In going the distance for the first time this season and the ninth time in his career, Price dominated the Twins, walking only one.
"One walk and 12 strikeouts, that's pretty good stuff," said manager Joe Maddon. "I was encouraged by his velocity. I thought his fastball was actually better toward the end of the game. His velocity was actually going north today."
The 12 strikeouts were Price's second-most in a complete game and the third-most in his career. He has now struck out 40 batters and walked just four this season.
"It was their night," said Twins manager Ron Gardenhire. "It was Mr. Price. He threw the ball great and was dominant against us.
"He was good. He located his pitches early and was on a good roll there. The type of pitcher he is, he ended up staying in there and wanted to finish that thing. He made some pitches there at the end and made it tough on us."
The Rays took advantage of Monday's off-day to shuffle their starting rotation, moving Price ahead of Jake Odorizzi, thus keeping their ace on his regular five-day schedule.
Obviously, the switch paid dividends.
David DeJesus, who entered the game mired in a career-long 0-for-24 slump, collected three hits and knocked in three runs, James Loney also had three hits and two RBIs, and Ben Zobrist, Desmond Jennings and Matt Joyce had two hits apiece in support of their ace left-hander.
"We'll take all the runs we can get," an appreciative Price said.
The performance by DeJesus was particularly encouraging.
"That's a great sign," said Maddon. "We've been keeping sharp objects away from him recently."
"His confidence is headed in the right direction," Price said. "He's a big key for us."
"I'm trying not to press," DeJesus said. "Through the struggle we're behind each other, no matter what."
Price's only struggles came in the fourth inning, when he surrendered the Twins' three runs and served up two homers.
Price was perfect for the first three innings before Brian Dozier, leading off the fourth, belted his sixth home run of the season to left-center.
The next batter, Minnesota's Joe Mauer, lined a ball up the middle off Price for a base hit. One out later, Chris Colabello launched a two-run homer to left on a 3-2 pitch to cut the Rays' lead to 5-3.
"He just made a couple of mistakes," Maddon said. "The ball was up to Dozier and then he just made a bad pitch to Colabello. Otherwise, he was pretty much on top of his game."
"I just didn't execute there in the fourth," Price admitted.
"He's a good pitcher," Colabello said. "Obviously, his reputation precedes him. We got to him a little bit in the fourth. After Dozier hit the home run, Joe hit the ball back up the middle off him and he looked a little shook up. But he settled in obviously."
The Rays batted around in the bottom of the first and scored three times against the Twins' Kyle Gibson, who came into the game with a 3-0 record and a 0.93 ERA.

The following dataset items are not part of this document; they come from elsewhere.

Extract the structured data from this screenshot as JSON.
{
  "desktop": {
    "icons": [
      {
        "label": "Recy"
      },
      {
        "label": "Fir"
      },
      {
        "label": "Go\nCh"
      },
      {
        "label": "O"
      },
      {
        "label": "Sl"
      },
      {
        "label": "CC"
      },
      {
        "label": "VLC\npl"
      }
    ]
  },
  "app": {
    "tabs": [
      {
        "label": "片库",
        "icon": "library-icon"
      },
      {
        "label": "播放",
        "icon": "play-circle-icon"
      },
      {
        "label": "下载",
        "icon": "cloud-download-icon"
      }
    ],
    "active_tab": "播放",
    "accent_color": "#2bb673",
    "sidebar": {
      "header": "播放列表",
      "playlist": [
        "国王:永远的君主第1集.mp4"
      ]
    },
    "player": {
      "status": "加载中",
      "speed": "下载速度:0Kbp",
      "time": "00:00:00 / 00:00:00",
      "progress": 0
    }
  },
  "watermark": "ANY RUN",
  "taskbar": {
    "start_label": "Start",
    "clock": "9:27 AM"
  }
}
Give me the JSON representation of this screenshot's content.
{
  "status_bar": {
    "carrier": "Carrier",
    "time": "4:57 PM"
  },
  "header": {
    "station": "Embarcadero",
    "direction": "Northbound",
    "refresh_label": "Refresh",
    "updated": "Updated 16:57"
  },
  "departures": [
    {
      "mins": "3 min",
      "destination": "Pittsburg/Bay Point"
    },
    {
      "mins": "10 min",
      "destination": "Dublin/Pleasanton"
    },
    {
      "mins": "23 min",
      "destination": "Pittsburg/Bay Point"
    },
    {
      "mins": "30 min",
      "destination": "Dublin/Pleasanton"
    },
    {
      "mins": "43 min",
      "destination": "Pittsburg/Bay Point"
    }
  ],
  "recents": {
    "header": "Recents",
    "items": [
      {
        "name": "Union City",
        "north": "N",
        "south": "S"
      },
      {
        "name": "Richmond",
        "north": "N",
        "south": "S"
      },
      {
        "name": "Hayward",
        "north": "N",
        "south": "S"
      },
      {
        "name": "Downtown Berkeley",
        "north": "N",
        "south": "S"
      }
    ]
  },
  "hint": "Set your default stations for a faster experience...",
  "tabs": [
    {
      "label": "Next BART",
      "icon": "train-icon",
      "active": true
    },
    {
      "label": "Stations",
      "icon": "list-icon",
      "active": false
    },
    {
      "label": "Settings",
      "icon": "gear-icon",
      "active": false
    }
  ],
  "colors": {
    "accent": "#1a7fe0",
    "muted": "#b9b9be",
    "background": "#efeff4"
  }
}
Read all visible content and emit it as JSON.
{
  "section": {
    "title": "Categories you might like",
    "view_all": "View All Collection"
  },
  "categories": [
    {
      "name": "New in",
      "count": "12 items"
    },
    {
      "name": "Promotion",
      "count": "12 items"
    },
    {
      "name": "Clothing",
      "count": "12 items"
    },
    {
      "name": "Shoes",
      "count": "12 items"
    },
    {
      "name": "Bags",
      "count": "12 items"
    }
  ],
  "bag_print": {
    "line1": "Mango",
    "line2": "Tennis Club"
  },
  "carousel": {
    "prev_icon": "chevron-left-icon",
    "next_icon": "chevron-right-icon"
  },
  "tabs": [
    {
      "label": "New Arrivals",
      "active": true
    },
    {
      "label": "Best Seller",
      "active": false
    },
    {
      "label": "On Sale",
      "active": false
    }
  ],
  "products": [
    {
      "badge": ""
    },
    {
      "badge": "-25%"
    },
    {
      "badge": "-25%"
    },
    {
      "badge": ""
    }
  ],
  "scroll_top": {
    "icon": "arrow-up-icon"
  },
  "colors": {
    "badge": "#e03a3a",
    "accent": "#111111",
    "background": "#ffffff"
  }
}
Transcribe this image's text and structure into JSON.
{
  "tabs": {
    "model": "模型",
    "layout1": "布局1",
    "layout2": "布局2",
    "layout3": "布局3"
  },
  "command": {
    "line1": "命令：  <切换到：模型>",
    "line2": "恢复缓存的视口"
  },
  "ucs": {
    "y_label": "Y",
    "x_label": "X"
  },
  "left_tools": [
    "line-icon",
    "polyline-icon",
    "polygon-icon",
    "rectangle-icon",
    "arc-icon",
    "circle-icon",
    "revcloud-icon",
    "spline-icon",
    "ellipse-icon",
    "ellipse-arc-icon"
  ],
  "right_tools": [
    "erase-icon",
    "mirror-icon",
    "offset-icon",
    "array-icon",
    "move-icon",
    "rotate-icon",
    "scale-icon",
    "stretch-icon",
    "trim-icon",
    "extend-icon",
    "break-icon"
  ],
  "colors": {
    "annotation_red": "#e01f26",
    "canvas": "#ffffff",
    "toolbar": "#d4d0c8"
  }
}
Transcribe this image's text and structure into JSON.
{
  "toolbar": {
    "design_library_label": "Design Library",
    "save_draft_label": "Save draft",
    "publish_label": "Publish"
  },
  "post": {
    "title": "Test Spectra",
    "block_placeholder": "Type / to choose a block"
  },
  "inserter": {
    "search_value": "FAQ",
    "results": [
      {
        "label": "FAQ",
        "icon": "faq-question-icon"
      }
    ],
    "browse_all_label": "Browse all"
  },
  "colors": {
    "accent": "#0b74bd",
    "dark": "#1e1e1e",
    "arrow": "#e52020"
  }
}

Singles by Zobrist and Joyce, plus a walk to Evan Longoria, loaded the bases with one out, setting up Loney's two-run single to left-center.
DeJesus followed with a long single off the right-field wall, knocking in another run.
The Rays pushed two more runs across in the third when Longoria singled, Loney doubled for his fourth multi-hit game in a row and DeJesus drove them both home with a base hit to right.
The Rays chased Gibson in the fourth, scoring two more runs to increase their advantage to 7-3 as Zobrist and Jennings both singled and Joyce delivered a two-run double.
"I don't think I did anything too differently, other than the fact that I didn't execute and they did a good job up there of working the at-bats," Gibson said. "Unfortunately, this was the outing where I didn't have everything going."
The loss was the Twins seventh in a row at Tropicana Field.
Mauer's hard-hit ball back to the mound in the fourth inning struck Price in the midsection.
"That's probably one of the last places I want to get hit," Price said. "I don't know how I didn't feel it or how it didn't break my [protective] cup. I'm extremely lucky. If that ball is two feet up, it's in my face or in my throat. I don't know how it didn't hurt."